Des agences canadiennes d'aide humanitaire ont rencontré à plusieurs reprises la ministre du Développement international, Marie-Claude Bibeau, depuis que les libéraux ont été élus, mais pour la première fois, elles ont été invitées à s'asseoir avec le ministre de la Défense, Harjit Sajjan.

Le soutien humanitaire et au développement fait partie de la contribution du Canada à la lutte internationale contre le groupe armé État islamique (ÉI) en Irak et en Syrie depuis les 18 derniers mois. Cependant, les libéraux ont récemment recentré la mission canadienne sur ce soutien, ce qui pose problème pour le gouvernement: comment rallier les Canadiens sans mettre à risque le travail des travailleurs humanitaires?

C'est avant tout une question de communications. Lier trop étroitement les contributions à l'armée et celles aux groupes humanitaires crée la perception que ces groupes ne sont pas neutres et impartiaux, ce qu'ils doivent être pour s'impliquer dans des zones de conflit.

«Si on utilise une approche intégrée ou pangouvernementale, il faut être très prudent sur nos activités et sur la façon de les nommer», explique Stephen Cornish, le directeur exécutif de Médecins sans frontières. Pour lui, la présence de M. Sajjan à une réunion est un signe positif.

Alors que Mme Bibeau a établi clairement que les principes humanitaires seraient respectés, les groupes humanitaires n'avaient pas encore eu l'occasion de discuter directement avec le ministre de la Défense, a indiqué Gillian Barth, la présidente et chef de la direction de CARE Canada.

«S'il est important que l'humanitaire demeure indépendant des autres piliers, nous reconnaissons aussi que l'on a encore besoin d'avoir une coopération civile et militaire dans certaines régions. Donc c'est important que tout le monde ait la même vision.»

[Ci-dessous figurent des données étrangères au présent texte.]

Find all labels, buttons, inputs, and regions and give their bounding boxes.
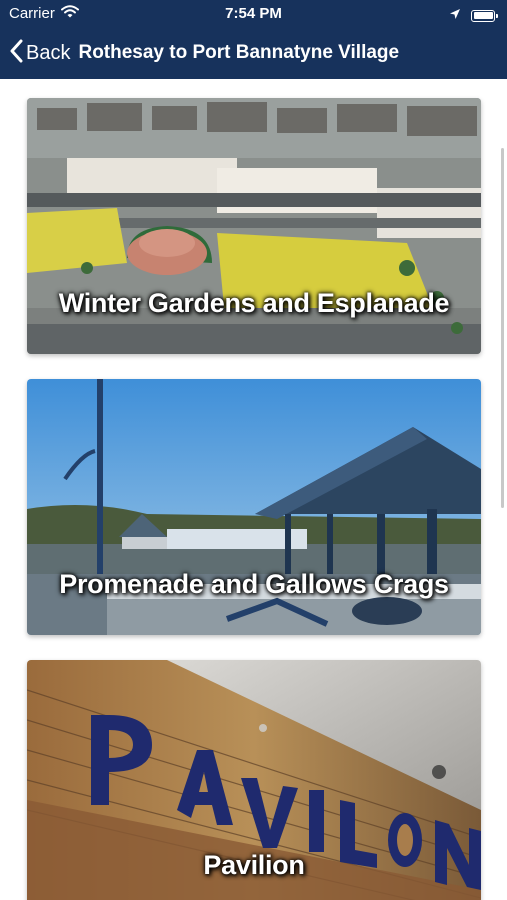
status-time: 7:54 PM bbox=[225, 5, 282, 22]
scrollbar[interactable] bbox=[501, 148, 504, 508]
card-title: Winter Gardens and Esplanade bbox=[58, 288, 450, 318]
card-title: Pavilion bbox=[203, 850, 305, 880]
card-winter-gardens[interactable]: Winter Gardens and Esplanade bbox=[27, 98, 481, 354]
card-list[interactable]: Winter Gardens and Esplanade Promenade a… bbox=[0, 79, 507, 900]
card-title: Promenade and Gallows Crags bbox=[59, 569, 449, 599]
back-label: Back bbox=[26, 41, 71, 64]
card-promenade[interactable]: Promenade and Gallows Crags bbox=[27, 379, 481, 635]
status-right-icons bbox=[449, 7, 498, 24]
navigation-bar: Back Rothesay to Port Bannatyne Village bbox=[0, 36, 507, 70]
status-bar: Carrier 7:54 PM bbox=[0, 0, 507, 28]
chevron-left-icon bbox=[10, 39, 24, 68]
card-pavilion[interactable]: Pavilion bbox=[27, 660, 481, 900]
location-arrow-icon bbox=[449, 7, 461, 24]
battery-icon bbox=[471, 9, 498, 22]
page-title: Rothesay to Port Bannatyne Village bbox=[78, 42, 400, 63]
top-bar: Carrier 7:54 PM Back Rothesay to Port Ba… bbox=[0, 0, 507, 79]
back-button[interactable]: Back bbox=[10, 39, 70, 68]
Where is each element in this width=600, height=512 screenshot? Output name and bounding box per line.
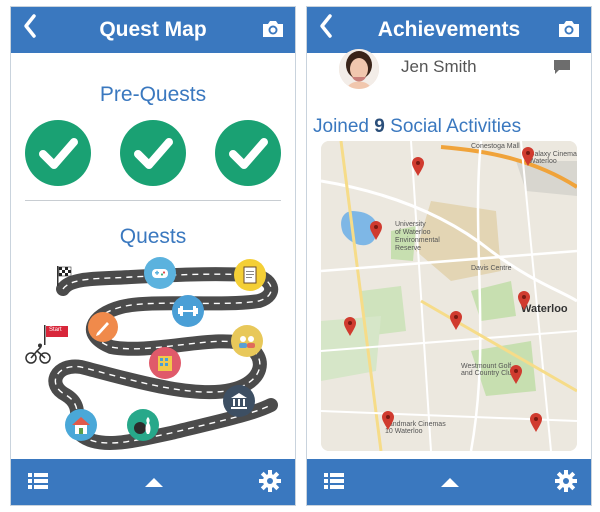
gear-icon[interactable]: [555, 470, 577, 497]
map-pin-icon[interactable]: [343, 317, 357, 337]
check-icon[interactable]: [25, 120, 91, 186]
check-icon[interactable]: [120, 120, 186, 186]
check-icon[interactable]: [215, 120, 281, 186]
map-pin-icon[interactable]: [381, 411, 395, 431]
joined-prefix: Joined: [313, 116, 369, 137]
up-arrow-icon[interactable]: [143, 475, 165, 493]
building-icon[interactable]: [149, 347, 181, 379]
pencil-icon[interactable]: [88, 312, 118, 342]
section-divider: [25, 200, 281, 201]
activities-count: 9: [374, 116, 385, 137]
notepad-icon[interactable]: [234, 259, 266, 291]
activities-map[interactable]: Conestoga Mall Galaxy Cinemas Waterloo U…: [321, 141, 577, 451]
map-label-conestoga: Conestoga Mall: [471, 143, 520, 150]
header-bar: Quest Map: [11, 7, 295, 53]
comment-icon[interactable]: [553, 59, 571, 80]
cyclist-icon: [25, 343, 51, 370]
gear-icon[interactable]: [259, 470, 281, 497]
map-pin-icon[interactable]: [411, 157, 425, 177]
camera-icon[interactable]: [557, 19, 581, 44]
map-pin-icon[interactable]: [529, 413, 543, 433]
map-pin-icon[interactable]: [521, 147, 535, 167]
house-icon[interactable]: [65, 409, 97, 441]
bank-icon[interactable]: [223, 385, 255, 417]
page-title: Achievements: [377, 18, 521, 41]
start-flag-label: Start: [49, 327, 62, 333]
achievements-screen: Achievements Jen Smith Joined 9 Social A…: [306, 6, 592, 506]
quests-title: Quests: [119, 225, 187, 248]
user-name: Jen Smith: [401, 57, 477, 76]
pre-quests-title: Pre-Quests: [99, 83, 207, 106]
people-icon[interactable]: [231, 325, 263, 357]
up-arrow-icon[interactable]: [439, 475, 461, 493]
gamepad-icon[interactable]: [144, 257, 176, 289]
bottom-bar: [11, 459, 295, 505]
finish-flag-icon: [56, 265, 74, 292]
map-pin-icon[interactable]: [509, 365, 523, 385]
activities-summary: Joined 9 Social Activities: [313, 116, 521, 138]
map-background: [321, 141, 577, 451]
dumbbell-icon[interactable]: [172, 295, 204, 327]
map-pin-icon[interactable]: [449, 311, 463, 331]
bottom-bar: [307, 459, 591, 505]
list-icon[interactable]: [323, 470, 345, 497]
avatar: [339, 49, 379, 89]
quest-map-screen: Quest Map Pre-Quests Quests Start: [10, 6, 296, 506]
map-label-galaxy: Galaxy Cinemas Waterloo: [529, 151, 577, 165]
bowling-icon[interactable]: [127, 409, 159, 441]
camera-icon[interactable]: [261, 19, 285, 44]
map-label-davis: Davis Centre: [471, 265, 512, 272]
map-label-uw: University of Waterloo Environmental Res…: [395, 221, 440, 252]
map-pin-icon[interactable]: [517, 291, 531, 311]
activities-suffix: Social Activities: [390, 116, 522, 137]
map-label-westmount: Westmount Golf and Country Club: [461, 363, 516, 377]
map-pin-icon[interactable]: [369, 221, 383, 241]
list-icon[interactable]: [27, 470, 49, 497]
page-title: Quest Map: [99, 18, 207, 41]
header-bar: Achievements: [307, 7, 591, 53]
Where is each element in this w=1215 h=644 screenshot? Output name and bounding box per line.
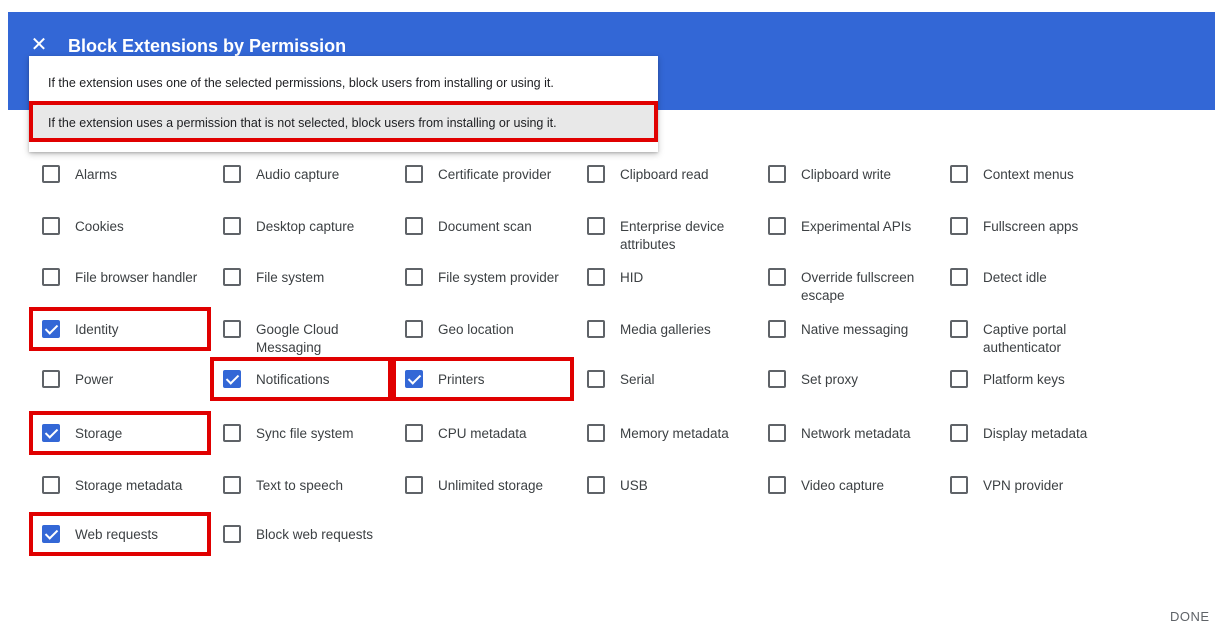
checkbox-context-menus[interactable] <box>950 165 968 183</box>
permission-label: Storage metadata <box>75 478 183 493</box>
checkbox-file-browser-handler[interactable] <box>42 268 60 286</box>
checkbox-file-system[interactable] <box>223 268 241 286</box>
permission-label: Network metadata <box>801 426 911 441</box>
permission-label: Desktop capture <box>256 219 355 234</box>
permission-label: Fullscreen apps <box>983 219 1079 234</box>
permission-label: Google Cloud Messaging <box>256 322 339 355</box>
checkbox-experimental-apis[interactable] <box>768 217 786 235</box>
checkbox-override-fullscreen-escape[interactable] <box>768 268 786 286</box>
permission-label: Cookies <box>75 219 124 234</box>
checkbox-text-to-speech[interactable] <box>223 476 241 494</box>
permission-label: Override fullscreen escape <box>801 270 915 303</box>
permission-label: Notifications <box>256 372 330 387</box>
permission-label: Audio capture <box>256 167 340 182</box>
permission-label: Enterprise device attributes <box>620 219 725 252</box>
checkbox-clipboard-write[interactable] <box>768 165 786 183</box>
permission-label: Detect idle <box>983 270 1047 285</box>
checkbox-enterprise-device-attributes[interactable] <box>587 217 605 235</box>
checkbox-desktop-capture[interactable] <box>223 217 241 235</box>
checkbox-google-cloud-messaging[interactable] <box>223 320 241 338</box>
permission-label: Captive portal authenticator <box>983 322 1067 355</box>
permission-label: Clipboard read <box>620 167 709 182</box>
dropdown-option-block-selected[interactable]: If the extension uses one of the selecte… <box>29 64 658 102</box>
permission-label: Set proxy <box>801 372 859 387</box>
checkbox-captive-portal-authenticator[interactable] <box>950 320 968 338</box>
checkbox-printers[interactable] <box>405 370 423 388</box>
permission-label: CPU metadata <box>438 426 527 441</box>
checkbox-fullscreen-apps[interactable] <box>950 217 968 235</box>
checkbox-detect-idle[interactable] <box>950 268 968 286</box>
checkbox-platform-keys[interactable] <box>950 370 968 388</box>
permission-label: Identity <box>75 322 119 337</box>
checkbox-web-requests[interactable] <box>42 525 60 543</box>
permission-label: File system <box>256 270 325 285</box>
checkbox-document-scan[interactable] <box>405 217 423 235</box>
permission-label: Text to speech <box>256 478 344 493</box>
permission-label: Memory metadata <box>620 426 729 441</box>
checkbox-geo-location[interactable] <box>405 320 423 338</box>
checkbox-cpu-metadata[interactable] <box>405 424 423 442</box>
block-mode-dropdown-menu: If the extension uses one of the selecte… <box>29 56 658 152</box>
permission-label: Power <box>75 372 114 387</box>
permission-label: Media galleries <box>620 322 711 337</box>
checkbox-clipboard-read[interactable] <box>587 165 605 183</box>
permission-label: Web requests <box>75 527 159 542</box>
checkbox-unlimited-storage[interactable] <box>405 476 423 494</box>
checkbox-usb[interactable] <box>587 476 605 494</box>
checkbox-cookies[interactable] <box>42 217 60 235</box>
permission-label: Geo location <box>438 322 514 337</box>
permission-label: USB <box>620 478 648 493</box>
dropdown-option-block-unselected[interactable]: If the extension uses a permission that … <box>29 104 658 142</box>
checkbox-storage-metadata[interactable] <box>42 476 60 494</box>
permission-label: Sync file system <box>256 426 354 441</box>
checkbox-network-metadata[interactable] <box>768 424 786 442</box>
permission-label: Clipboard write <box>801 167 892 182</box>
done-button[interactable]: DONE <box>1170 609 1210 624</box>
permission-label: Alarms <box>75 167 118 182</box>
checkbox-block-web-requests[interactable] <box>223 525 241 543</box>
checkbox-video-capture[interactable] <box>768 476 786 494</box>
dialog-title: Block Extensions by Permission <box>68 36 347 56</box>
permission-label: Printers <box>438 372 485 387</box>
permission-label: Experimental APIs <box>801 219 912 234</box>
permission-label: Document scan <box>438 219 532 234</box>
permission-label: Unlimited storage <box>438 478 544 493</box>
checkbox-certificate-provider[interactable] <box>405 165 423 183</box>
close-icon[interactable]: ✕ <box>30 35 48 55</box>
checkbox-audio-capture[interactable] <box>223 165 241 183</box>
checkbox-set-proxy[interactable] <box>768 370 786 388</box>
permission-label: File system provider <box>438 270 559 285</box>
checkbox-vpn-provider[interactable] <box>950 476 968 494</box>
permission-label: Block web requests <box>256 527 374 542</box>
checkbox-serial[interactable] <box>587 370 605 388</box>
checkbox-media-galleries[interactable] <box>587 320 605 338</box>
permission-label: Video capture <box>801 478 885 493</box>
permission-label: Context menus <box>983 167 1074 182</box>
permission-label: Certificate provider <box>438 167 552 182</box>
checkbox-display-metadata[interactable] <box>950 424 968 442</box>
permission-label: Platform keys <box>983 372 1065 387</box>
checkbox-alarms[interactable] <box>42 165 60 183</box>
checkbox-file-system-provider[interactable] <box>405 268 423 286</box>
permission-label: Serial <box>620 372 655 387</box>
checkbox-storage[interactable] <box>42 424 60 442</box>
checkbox-sync-file-system[interactable] <box>223 424 241 442</box>
permission-label: VPN provider <box>983 478 1064 493</box>
checkbox-native-messaging[interactable] <box>768 320 786 338</box>
permission-label: Native messaging <box>801 322 909 337</box>
permission-label: HID <box>620 270 644 285</box>
checkbox-identity[interactable] <box>42 320 60 338</box>
permission-label: File browser handler <box>75 270 198 285</box>
checkbox-power[interactable] <box>42 370 60 388</box>
permission-label: Display metadata <box>983 426 1088 441</box>
permission-label: Storage <box>75 426 123 441</box>
checkbox-hid[interactable] <box>587 268 605 286</box>
checkbox-memory-metadata[interactable] <box>587 424 605 442</box>
checkbox-notifications[interactable] <box>223 370 241 388</box>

Discuter directement avec le ministre était important, étant donné une erreur qu'a commise le gouvernement précédent, l'an dernier. Au printemps, lorsque la mission de lutte contre l'ÉI a été élargie pour permettre désormais de bombarder des cibles de l'ÉI en Syrie, une page a été créée sur le site du ministère des Affaires étrangères, avec des photos démontrant le travail du Canada. Sur l'une d'elles, on voyait un avion de chasse canadien. Sur la suivante, des travailleurs internationaux distribuaient des fournitures.

Les organisations non gouvernementales, inquiètes que le fait de rapprocher leur travail à celui de l'armée ne fasse des travailleurs une cible, ont immédiatement demandé à ce que les photos soient retirées. Le gouvernement a obtempéré.

C'est pour éviter ce genre de situation que la rencontre a été convoquée, a affirmé Bernard Boutin, un porte-parole de la ministre Bibeau.

«C'est pourquoi nous avons cette discussion, pour s'assurer que la perception d'indépendance est préservée.»